“Among the men who fought on Iwo Jima, uncommon valor was a common virtue”—Admiral Chester W. Nimitz
The Battle of Iwo Jima Begins,
February 19, 1945
eventy-nine years ago, the battle for Iwo Jima began in the Pacific Theatre during World War II. It was fought during the last year of the war and the final push for victory extracted a brutal toll. A strong Japanese presence in its volcanic caves made every inch of ground gained a horrifying business as bayonets, flamethrowers and grenades in tight quarters proved the surest method of ferreting out the enemy. It earned Iwo Jima the nickname Hell Island.
Marines in front of a Japanese cave dug into the rock, February 23, 1945
From February 19 to March 26, the US Marine Corps, Air Force and the US Navy fought to capture Iwo Jima and its strategic base in a string of islands leading to mainland Japan.
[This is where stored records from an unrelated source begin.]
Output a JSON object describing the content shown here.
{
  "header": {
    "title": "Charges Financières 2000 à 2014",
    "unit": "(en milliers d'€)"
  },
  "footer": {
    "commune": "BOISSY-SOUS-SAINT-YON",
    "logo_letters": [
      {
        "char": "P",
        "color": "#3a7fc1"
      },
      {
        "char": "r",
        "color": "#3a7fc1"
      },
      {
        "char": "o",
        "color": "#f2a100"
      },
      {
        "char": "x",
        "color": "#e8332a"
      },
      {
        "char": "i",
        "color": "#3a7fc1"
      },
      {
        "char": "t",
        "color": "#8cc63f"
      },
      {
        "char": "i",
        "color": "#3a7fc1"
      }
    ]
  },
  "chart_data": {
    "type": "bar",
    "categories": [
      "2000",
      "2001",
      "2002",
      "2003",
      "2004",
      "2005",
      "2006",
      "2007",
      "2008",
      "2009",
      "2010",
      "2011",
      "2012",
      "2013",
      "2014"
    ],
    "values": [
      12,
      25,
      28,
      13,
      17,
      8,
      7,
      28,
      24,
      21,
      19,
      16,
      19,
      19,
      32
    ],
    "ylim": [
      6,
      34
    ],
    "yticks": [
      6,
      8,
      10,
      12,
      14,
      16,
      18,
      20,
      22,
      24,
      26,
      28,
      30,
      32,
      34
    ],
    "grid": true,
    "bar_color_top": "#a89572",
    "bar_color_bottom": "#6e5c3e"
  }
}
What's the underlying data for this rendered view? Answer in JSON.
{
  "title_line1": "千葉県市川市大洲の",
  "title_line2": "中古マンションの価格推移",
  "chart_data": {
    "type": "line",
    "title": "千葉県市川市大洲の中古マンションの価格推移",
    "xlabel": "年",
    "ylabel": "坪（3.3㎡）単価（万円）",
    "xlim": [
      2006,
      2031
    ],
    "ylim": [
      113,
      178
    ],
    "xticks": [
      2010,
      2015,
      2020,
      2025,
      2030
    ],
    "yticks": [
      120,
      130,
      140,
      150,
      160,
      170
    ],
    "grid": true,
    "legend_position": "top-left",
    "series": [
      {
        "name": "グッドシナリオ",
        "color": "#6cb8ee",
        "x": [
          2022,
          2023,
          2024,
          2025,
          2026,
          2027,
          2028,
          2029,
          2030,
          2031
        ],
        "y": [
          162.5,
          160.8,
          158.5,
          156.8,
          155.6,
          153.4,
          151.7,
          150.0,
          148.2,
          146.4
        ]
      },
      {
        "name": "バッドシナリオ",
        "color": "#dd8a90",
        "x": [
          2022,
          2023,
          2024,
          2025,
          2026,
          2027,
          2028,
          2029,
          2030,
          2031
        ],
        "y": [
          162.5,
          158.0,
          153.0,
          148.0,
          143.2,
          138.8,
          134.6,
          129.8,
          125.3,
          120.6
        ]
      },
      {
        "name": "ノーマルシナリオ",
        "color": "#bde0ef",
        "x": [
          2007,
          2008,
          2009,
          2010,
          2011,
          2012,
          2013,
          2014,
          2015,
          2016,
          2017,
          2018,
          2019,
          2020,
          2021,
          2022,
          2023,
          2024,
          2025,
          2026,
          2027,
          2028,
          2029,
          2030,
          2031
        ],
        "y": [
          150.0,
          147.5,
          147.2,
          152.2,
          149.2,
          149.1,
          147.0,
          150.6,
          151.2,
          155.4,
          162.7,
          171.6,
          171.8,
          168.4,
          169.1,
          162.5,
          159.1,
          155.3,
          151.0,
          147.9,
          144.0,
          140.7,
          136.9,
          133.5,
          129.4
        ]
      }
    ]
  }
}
During this brutal thirty-six days of fighting on the island, nearly 7,000 U.S. Marines gave their lives. Another 20,000 were wounded. Marines captured 216 Japanese soldiers; the rest were killed in action. That made for roughly one Marine or corpsman becoming a casualty for every three who landed on Iwo Jima. Eleven of the men who fought there would be given the Medal of Honor. It was the bloodiest battle in Marine Corps history up to that point and was the stepping stone towards victory in Japan. The island was finally declared secured on March 26, 1945 and afterwards provided an emergency landing field for crippled bombers returning from their bombing raids on Japan, and an advance base for the shorter-ranged escort fighters.
An aerial view of the island of Iwo Jima (with Mt. Suribachi in the foreground) shows the pre-landing bombardment beginning on the beach, February 17, 1945
US Marine casualties are laid out on the beach while the battle still rages miles away
Three days into the conflict, prestigious War Correspondent Ernie Pyle reported this back home to the families of the men engaged:
“You may wonder why we have American troops at all here in the Marianas Islands, since we are 1500 miles away from the Philippines, China, or Japan itself. Well, it’s because in this Pacific war of vast water distances, we have to make gigantic bases of each group of islands we take, in order to build up supplies and preparations for future invasions farther on. The Marianas happen to be a sort of crossroads in the Western Pacific. Stuff can go either west or north from here. Whoever sits in the Marianas can have his finger on the whole web of the war. Thus the Marianas are becoming a heart of the Pacific war. Our naval and military leaders make no bones about it, for the Japs know it anyhow, but they’re too far away to do anything about it.”
Iwo Jima’s location in the Pacific in relation to Japan and other Pacific nations
Amphibious tractors (LVT) head for landing beaches on Iwo Jima, February 19, 1945
“Too far away to do anything about” runs the risk of minimizing what a staunch defense the Japanese had prepared against the Marines. The account of 18-year-old E.J. Hayes’ struggle up the beach is a painfully common account of the tremendous cost required of each man that day:
“After the gate was lowered and we struggled out on the beach, I looked back at the coxswain; his face had turned white as he revved up the engine of the boat and backed off from shore. Later, I was to learn why. A fellow squad member . . . told me that the boat next to us took a direct hit from a mortar shell and that body parts were flying in all directions. I was glad I didn’t see that. As we paused on the beach waiting for word to move out, it seemed that my whole world changed on that alien island. It was like going to another planet. All thoughts of home or loved ones, it seemed, had to be pushed out of my consciousness. I could never bring them into such a hellish place in my imagination.”
Smashed by Japanese mortar and shellfire, trapped by Iwo Jima’s treacherous black-ash sands, amtracs and other vehicles of war lay knocked out on the black sands of the volcanic fortress, February/March 1945
Gunfire is concentrated on the cave trenches in Mt. Suribachi
The now gloriously iconic photograph of six Marines raising the flag on top of Iwo Jima’s Mount Suribachi still swells the heart with gratitude and pride. It is well to remember it came after over a month of carnage with over six months still remaining in the fight with Japan. The youngest of those brave men who fought on Iwo are now well into their nineties. If you have opportunity to thank one, the time is now. The time to remember them is the rest of your lives.